Na busca de algo que eu pudesse enxergar sobrepondo-se às imagens, passei anos vagando neste pântano — o pântano da compreensão, da representação, da abstração.

Eu estava olhando para as coisas procurando por suas evidências. Continuei tentando entendê-las fisicamente, existentes, mas estavam todas cobertas com esta substância escura, molhada, pastosa — esta forma insolúvel: imagens, apre-sentando nada além de si mesmas.

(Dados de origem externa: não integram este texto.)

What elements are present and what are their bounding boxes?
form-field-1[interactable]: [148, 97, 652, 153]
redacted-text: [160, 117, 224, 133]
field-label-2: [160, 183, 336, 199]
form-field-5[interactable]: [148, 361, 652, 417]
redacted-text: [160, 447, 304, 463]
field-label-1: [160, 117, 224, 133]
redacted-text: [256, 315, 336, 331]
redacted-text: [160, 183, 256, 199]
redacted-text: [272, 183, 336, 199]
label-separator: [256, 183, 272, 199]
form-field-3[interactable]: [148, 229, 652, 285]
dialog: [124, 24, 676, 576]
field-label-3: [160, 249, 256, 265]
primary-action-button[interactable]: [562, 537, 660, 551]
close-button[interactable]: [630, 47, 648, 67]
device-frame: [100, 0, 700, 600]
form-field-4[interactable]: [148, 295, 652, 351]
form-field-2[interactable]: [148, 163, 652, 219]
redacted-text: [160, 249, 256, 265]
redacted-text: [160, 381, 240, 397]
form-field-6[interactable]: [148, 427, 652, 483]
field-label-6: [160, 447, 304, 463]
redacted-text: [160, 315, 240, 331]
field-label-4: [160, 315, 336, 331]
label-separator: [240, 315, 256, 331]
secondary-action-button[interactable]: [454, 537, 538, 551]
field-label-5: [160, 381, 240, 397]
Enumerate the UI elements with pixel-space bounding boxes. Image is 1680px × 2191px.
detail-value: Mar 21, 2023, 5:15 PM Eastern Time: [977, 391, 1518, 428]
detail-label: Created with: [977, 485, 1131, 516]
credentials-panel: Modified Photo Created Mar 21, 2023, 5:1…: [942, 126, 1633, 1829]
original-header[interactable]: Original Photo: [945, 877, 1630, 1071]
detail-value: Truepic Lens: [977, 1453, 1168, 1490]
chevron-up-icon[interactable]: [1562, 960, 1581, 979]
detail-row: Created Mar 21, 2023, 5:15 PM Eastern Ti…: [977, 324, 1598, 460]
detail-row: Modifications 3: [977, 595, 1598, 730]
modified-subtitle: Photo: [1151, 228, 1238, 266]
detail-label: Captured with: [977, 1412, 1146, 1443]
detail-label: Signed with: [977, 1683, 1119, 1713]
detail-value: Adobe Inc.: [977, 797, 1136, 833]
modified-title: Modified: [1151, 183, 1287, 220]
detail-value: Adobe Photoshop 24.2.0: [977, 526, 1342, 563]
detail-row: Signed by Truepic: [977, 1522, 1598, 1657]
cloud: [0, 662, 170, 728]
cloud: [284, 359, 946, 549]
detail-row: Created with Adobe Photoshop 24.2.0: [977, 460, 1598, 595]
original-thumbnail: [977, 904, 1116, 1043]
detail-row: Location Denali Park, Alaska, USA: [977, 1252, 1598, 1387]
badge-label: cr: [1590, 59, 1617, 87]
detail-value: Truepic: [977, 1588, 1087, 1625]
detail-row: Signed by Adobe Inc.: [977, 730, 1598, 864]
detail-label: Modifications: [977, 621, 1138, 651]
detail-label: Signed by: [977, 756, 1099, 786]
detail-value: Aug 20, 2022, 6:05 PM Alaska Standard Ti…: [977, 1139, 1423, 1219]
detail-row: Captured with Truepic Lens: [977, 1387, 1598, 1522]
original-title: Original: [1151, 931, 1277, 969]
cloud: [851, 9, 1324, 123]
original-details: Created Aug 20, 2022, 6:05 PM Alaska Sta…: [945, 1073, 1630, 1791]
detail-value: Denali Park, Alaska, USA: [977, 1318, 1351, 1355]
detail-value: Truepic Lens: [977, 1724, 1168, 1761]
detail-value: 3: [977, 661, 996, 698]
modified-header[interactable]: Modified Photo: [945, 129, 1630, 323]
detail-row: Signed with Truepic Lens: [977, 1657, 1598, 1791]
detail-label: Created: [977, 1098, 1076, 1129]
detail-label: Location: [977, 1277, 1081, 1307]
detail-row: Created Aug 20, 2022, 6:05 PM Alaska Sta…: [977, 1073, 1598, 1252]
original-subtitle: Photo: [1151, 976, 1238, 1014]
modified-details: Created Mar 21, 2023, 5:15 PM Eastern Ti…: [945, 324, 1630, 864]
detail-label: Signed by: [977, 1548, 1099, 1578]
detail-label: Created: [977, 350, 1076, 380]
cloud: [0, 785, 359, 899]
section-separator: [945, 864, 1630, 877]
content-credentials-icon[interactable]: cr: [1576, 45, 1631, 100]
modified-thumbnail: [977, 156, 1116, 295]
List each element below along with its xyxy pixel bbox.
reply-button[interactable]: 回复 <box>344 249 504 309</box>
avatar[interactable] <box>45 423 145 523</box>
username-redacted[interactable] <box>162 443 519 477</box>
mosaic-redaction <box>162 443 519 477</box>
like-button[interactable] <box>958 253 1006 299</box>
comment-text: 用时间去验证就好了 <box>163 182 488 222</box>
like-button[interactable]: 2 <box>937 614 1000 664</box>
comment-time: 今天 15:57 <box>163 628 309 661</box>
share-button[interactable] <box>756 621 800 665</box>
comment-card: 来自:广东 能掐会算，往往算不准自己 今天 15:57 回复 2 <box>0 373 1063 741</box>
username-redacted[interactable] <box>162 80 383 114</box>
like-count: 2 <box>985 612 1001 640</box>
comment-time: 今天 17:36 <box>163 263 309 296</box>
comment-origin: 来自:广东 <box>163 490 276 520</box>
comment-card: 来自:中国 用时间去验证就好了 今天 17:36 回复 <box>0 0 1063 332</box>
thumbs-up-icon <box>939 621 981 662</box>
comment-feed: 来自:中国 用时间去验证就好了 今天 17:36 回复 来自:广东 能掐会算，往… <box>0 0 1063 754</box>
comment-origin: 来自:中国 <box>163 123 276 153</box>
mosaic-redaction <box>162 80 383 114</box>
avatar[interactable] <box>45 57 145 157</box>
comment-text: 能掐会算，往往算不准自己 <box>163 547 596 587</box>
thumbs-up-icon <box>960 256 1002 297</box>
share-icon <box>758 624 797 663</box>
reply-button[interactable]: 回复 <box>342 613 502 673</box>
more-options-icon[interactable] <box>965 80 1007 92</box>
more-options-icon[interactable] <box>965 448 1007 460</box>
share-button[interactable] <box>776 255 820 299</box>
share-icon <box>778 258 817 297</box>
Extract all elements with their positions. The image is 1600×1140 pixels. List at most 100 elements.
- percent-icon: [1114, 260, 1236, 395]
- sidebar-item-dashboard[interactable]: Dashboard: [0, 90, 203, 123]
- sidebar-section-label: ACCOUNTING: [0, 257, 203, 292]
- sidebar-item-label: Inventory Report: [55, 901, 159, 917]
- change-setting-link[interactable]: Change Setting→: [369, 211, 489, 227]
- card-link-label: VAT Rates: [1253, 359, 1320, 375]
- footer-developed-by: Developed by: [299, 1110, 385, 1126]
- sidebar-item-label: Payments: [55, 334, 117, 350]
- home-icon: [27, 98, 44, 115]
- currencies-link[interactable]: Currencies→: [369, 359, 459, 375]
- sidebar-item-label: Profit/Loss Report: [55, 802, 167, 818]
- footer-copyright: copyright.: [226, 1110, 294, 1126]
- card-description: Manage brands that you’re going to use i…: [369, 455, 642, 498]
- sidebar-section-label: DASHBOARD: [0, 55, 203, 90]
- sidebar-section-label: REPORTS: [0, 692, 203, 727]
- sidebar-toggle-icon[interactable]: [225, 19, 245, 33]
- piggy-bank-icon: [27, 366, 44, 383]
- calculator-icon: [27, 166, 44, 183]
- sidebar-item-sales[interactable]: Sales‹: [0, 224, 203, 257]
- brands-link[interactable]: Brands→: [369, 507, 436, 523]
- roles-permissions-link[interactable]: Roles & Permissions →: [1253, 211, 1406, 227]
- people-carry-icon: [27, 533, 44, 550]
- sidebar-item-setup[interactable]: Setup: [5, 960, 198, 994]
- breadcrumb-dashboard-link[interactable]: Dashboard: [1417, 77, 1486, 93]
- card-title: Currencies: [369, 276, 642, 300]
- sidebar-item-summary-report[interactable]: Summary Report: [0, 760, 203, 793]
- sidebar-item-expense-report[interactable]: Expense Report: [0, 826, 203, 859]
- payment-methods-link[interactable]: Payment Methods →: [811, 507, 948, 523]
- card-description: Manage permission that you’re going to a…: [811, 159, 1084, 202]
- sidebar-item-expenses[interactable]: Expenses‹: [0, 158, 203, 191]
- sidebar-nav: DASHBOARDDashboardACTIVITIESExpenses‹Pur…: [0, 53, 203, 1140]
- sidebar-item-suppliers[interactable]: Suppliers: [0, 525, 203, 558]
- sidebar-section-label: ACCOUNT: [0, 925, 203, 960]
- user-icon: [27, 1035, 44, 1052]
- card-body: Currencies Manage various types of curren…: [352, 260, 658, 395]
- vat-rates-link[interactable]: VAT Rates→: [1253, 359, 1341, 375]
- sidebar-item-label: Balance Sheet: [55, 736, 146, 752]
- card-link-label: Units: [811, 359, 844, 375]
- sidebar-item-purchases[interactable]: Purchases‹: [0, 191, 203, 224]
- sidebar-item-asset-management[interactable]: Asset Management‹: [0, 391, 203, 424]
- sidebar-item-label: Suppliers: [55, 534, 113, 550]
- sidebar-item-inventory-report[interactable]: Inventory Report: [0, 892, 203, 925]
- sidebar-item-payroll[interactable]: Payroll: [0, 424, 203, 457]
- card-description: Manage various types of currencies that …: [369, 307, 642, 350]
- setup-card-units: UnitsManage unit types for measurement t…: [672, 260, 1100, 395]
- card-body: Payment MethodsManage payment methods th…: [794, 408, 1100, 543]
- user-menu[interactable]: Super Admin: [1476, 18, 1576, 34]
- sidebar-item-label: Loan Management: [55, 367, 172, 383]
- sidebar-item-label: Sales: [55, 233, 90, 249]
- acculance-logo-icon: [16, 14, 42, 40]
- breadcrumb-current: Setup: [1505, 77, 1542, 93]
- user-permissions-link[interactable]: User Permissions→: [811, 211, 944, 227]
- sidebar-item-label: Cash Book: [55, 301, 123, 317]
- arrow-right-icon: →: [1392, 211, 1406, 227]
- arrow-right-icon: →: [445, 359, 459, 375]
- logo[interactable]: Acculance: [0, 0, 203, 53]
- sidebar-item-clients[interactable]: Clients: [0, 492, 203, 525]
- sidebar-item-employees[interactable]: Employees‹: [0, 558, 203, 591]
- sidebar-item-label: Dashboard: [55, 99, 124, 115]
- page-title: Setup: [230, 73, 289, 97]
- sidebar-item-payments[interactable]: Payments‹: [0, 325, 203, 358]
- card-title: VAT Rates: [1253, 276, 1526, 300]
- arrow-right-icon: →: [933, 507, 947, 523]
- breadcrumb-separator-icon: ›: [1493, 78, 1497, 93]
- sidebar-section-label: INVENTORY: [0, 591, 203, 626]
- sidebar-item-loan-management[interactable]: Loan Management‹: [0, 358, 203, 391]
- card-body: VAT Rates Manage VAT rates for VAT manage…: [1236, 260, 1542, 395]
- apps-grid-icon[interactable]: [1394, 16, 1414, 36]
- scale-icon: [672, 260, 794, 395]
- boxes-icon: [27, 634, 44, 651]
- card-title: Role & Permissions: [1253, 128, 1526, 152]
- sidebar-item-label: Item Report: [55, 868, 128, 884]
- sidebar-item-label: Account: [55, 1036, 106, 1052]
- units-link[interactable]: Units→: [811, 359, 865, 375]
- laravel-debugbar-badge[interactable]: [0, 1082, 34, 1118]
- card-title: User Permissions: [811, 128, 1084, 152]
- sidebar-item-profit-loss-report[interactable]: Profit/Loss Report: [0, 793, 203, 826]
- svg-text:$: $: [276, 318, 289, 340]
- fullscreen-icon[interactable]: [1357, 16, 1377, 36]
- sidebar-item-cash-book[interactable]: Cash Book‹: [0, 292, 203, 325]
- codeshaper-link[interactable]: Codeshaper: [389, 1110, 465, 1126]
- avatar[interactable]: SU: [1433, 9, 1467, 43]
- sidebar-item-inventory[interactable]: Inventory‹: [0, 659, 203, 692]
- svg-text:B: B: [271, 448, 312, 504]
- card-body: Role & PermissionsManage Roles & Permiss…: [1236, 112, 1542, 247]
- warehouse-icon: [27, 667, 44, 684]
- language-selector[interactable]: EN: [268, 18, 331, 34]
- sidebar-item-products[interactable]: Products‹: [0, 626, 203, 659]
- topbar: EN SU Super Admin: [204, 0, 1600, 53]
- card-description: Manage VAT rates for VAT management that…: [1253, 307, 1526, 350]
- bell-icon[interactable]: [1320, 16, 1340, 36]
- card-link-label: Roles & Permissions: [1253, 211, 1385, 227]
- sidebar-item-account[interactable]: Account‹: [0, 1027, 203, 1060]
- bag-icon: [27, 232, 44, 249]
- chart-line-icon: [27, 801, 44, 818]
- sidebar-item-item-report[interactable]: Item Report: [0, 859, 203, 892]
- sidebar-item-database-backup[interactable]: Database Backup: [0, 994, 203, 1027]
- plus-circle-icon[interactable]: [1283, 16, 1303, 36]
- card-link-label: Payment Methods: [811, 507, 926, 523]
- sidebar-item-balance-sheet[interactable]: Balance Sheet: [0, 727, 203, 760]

Passei os últimos sete anos entrando intuitivamente em museus, zoológicos, centros de estudo. Continuei tentando entender semelhança, mimese, símbolo, representação. Eu sabia que esses conceitos se aplicavam a todos os objetos para os quais eu olhava, e minha intenção era aprender a distinguir a diferença entre mimese, significado, imagem e matéria. Paradoxalmente, eu buscava fazê-lo por intermédio da fotografia.

Depois de olhar por tanto tempo para as coisas tentando entender suas imagens, um dia me dei conta: o problema da imagem reside, de fato, no problema da realidade. A compreensão definitiva disso aconteceu não no interior de museus, mas pela experiência de entrar em antigas cavernas pré-históricas e fotografar suas paredes, ou as réplicas de suas paredes, no museus-cavernas, criados como mímeses de uma arquitetura arqueológica.

Observar a complexa estratificação do tempo e do significado sobre os desenhos e sobre as próprias formas daquelas cavernas me fez compreender melhor algo relacionado à visão: não podemos significar a realidade. E estamos tentando isso desde sempre.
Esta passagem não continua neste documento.